Dans sa construction et dans celle de ses personnages, le film de Laurent Bouhnik agit à la manière des tours de magie, sans qu’on ne voie goutte dans les transformations et métamorphoses.

Cécile, dont la gourmandise amoureuse est lisible dès sa première apparition devient, sans renoncer à rien de ses réflexes pervers, une sorte d’ange diabolique.
Par quel tour de passe-passe le réalisateur parvient-il à rendre toute sa pureté sauvage à des situations scabreuses ou de la plus grande audace.
Aurait-il, à travers, l’authenticité maquée de ses personnages sulfureux, tracé le portrait audacieux mais juste, d’une jeunesse égarée dans une époque à n’y rien comprendre. Recherchent-ils, par des débordements de comportement, à concilier une vie sociale bouleversée par les problèmes actuels et leur vie intime.
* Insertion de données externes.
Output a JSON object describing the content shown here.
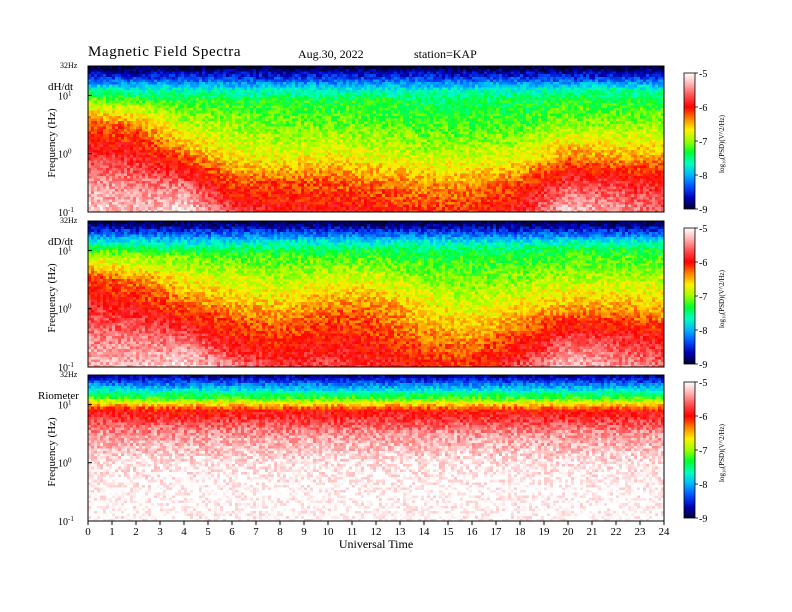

Comment, sinon par l’excès, jouir de leurs sens dans un monde plus propice au désespoir qu’à l’extase.
Le récit de Lurent Bouhnik est bien implanté dans la France d’aujourd’hui où le chômage contraint les jeunes gens à des dérives, où la chaparde, les petits trafics, la vente de son corps sont sur le point de faire leur entrée dans la normalité.
"Q" le titre du film n’est pas une façon masquée de dire "cul". C’est plutôt la première lettre du mot "question" à propos du rôle de l’artiste aujourd’hui.
Le rôle de l’artiste, ici le cinéaste, n’est-il pas de secouer les idées reçues, de refuser le carcan de la bienséance, de contourner la pensée commune pour montrer sans hypocrisie le monde tel qu’il le perçoit depuis sa place de créateur ?
On refusera ce film si on s’arrête à la provocation des images, de certains dialogues et comportements. On le considérera comme une œuvre poignante, sensible et totalement aboutie si on sait lire dans l’audace du cinéaste et dans le professionnalisme de ces jeunes comédiens qui n’ont aucune expérience dans le milieu de la pornographie et qui ont mis leur corps et leur cœur au service de leurs personnages.